With the help of genetic-based tools and approaches, several recent mouse studies have shown that optogenetic and chemogenetic stimulation of dopamine neurons in the VTA promotes wakefulness. Contrary to optogenetic stimulation (Qiu et al. 2016c), chemogenetic stimulation of SNc dopaminergic neurons has no effect on sleep (Eban-Rothschild et al. 2016; Oishi et al. 2017). The differences in the findings may stem from the different dopamine neuron populations activated by the different methods. In consideration of the complexity of the neural circuits relating to the basal ganglia, SNc dopamine neurons not only innervate the CPu, but also innervate the STN, SNr/GPi and even brainstem nuclei, such as the mesencephalic locomotor command regions (Grillner and Robertson 2016).
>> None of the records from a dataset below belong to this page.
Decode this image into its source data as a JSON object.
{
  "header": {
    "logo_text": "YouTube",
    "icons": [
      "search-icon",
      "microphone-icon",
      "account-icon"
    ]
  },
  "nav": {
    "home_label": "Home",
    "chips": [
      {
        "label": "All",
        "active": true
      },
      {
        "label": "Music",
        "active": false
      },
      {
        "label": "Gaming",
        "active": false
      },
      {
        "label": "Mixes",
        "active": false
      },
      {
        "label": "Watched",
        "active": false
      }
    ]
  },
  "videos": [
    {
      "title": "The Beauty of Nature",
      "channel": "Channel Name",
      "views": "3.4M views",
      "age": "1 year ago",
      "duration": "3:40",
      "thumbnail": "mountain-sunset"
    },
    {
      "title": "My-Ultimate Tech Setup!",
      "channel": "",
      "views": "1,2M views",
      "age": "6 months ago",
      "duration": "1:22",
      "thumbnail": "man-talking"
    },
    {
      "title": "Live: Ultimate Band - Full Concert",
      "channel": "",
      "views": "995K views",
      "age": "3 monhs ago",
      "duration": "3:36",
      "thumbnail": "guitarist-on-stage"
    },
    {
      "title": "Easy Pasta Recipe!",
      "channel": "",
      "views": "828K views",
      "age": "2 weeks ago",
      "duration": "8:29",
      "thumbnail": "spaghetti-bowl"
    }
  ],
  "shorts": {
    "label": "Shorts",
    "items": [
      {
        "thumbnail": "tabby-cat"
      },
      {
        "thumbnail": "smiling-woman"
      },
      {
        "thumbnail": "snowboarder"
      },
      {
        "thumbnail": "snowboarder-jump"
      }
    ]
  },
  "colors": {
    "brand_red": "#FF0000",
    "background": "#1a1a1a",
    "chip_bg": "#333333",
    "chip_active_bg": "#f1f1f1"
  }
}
Though Oishi et al. used dopamine transporter (DAT)-Cre mice to ensure that their findings were specific to SNc dopamine neurons, however, multiple SNc dopaminergic pathways may have a combined effect on arousal. In order to elucidate the role of specific dopamine pathways inside the BG (nigrostriatal pathway and mesolimbic pathway) in sleep, we used a combinatorial viral-based retrograde-activation approach. Using this approach, we demonstrated that chemogenetic activation of nigrostriatal pathway increased sleep and cortical EEG delta power, while chemogenetic stimulation of mesolimbic pathway had the opposite effect. Together, these results suggest that midbrain dopamine pathways targeting the basal ganglia have opposite roles in sleep-wake regulation.

RESULTS

Chemogenetic stimulation of dopamine nigrostriatal pathway promotes sleep.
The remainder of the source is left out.